Bilali Wanjau Ibrahim is a familiar face who has featured a series of commercials both on television and print. He became a darling to many when he was featured in the NTV commercials, Utahama Lini in 2011 and Utahama Roundi Hii in 2013 as Junior.
Away from advertisements, Bilal played roles on Citizen TV’s Tahidi High as a bursar, KTN series Gavana and is now rocking it in the Jela 5 Star, which airs every week on Maisha Magic East as a p****n guard (Kasoro Bin Kasoro).
In 2017, he won a Kalasha award in the Best Performance in a Comedy category.
But who is Bilali Wanjau Ibrahim and what are his thoughts on the Kenyan film industry? BT sought to find out about this during the launch of Multichoice’s talent academy in Nairobi:
Q: Who is Bilali Wanjau Ibrahim?
A: Bilali Wanjau aka Kasoro bin Kasoro alias Afande is a simple, social, ordinary guy who loves interacting with people at all levels.
Q: When did you start acting?
A: I inherited the gene from my family. My mum is a good actor. Dad is also one but he decided to take his acting skills to boxing. As early as Form Three, I had started writing scripts and directing them as well. My first breakthrough, however, came when the main character had issues with the administration. Luckily, I had mastered his lines and this is how I filled the gap. Immediately I did my final KCSE examinations, my high school director invited me to join his team in a set book performance.
Q: What do your fans think about you?
A: In most cases, my fans take me for a snob, perhaps, because of the roles I play in different plays. However, I am convinced I am doing a good job in the industry. I love what I do.
Q: Where do you get the time to do it all?
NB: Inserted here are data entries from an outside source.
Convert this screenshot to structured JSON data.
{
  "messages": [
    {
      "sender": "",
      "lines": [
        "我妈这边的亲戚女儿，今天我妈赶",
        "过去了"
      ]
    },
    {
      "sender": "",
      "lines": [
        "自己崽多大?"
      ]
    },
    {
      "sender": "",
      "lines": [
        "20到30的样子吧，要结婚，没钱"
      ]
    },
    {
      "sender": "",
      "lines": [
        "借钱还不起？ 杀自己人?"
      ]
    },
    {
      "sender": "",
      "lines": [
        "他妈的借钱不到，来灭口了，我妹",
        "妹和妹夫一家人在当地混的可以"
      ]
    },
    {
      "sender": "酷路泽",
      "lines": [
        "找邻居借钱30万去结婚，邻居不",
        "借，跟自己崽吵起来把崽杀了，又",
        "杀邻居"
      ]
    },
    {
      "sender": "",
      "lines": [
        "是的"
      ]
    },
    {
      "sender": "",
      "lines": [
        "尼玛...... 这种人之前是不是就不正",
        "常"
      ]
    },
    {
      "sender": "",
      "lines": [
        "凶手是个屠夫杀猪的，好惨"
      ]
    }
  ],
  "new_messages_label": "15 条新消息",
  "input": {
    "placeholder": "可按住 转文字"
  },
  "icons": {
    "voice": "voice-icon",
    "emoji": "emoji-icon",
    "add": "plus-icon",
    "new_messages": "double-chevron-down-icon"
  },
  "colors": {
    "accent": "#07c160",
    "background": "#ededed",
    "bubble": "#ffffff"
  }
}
A: For me, the terms and conditions of the contracts I get play a bigger role on my time management.
Q: Worst moments?
A: I really have never encountered any worst moment in my career. However, when my lines do not come out the way I want, I really feel bad.
Q: Off the screen?
A: I love playing football. I don’t know why people see it fun when I say this.
Q: Your take on the Kenyan film industry and talent?
A: For sure, we have a very diverse and rich culture that has not been fully utilised. Our stories in most aspects remain untold and if we don’t change our import consumption habit, it is likely to take us a bit longer to get there.
Q: What can we do?
A: Collective responsibility is the word. We need to develop a habit of loving our own. Film makers need to bring audience on board and sensitise them on the importance of supporting our own culture and talent. They need to stop thinking about production for money and invest a lot of their time in connecting the dots.
This done, we have a bright future in the industry.
Q: Your final thoughts?
A: There is always room for improvement. Watch this space.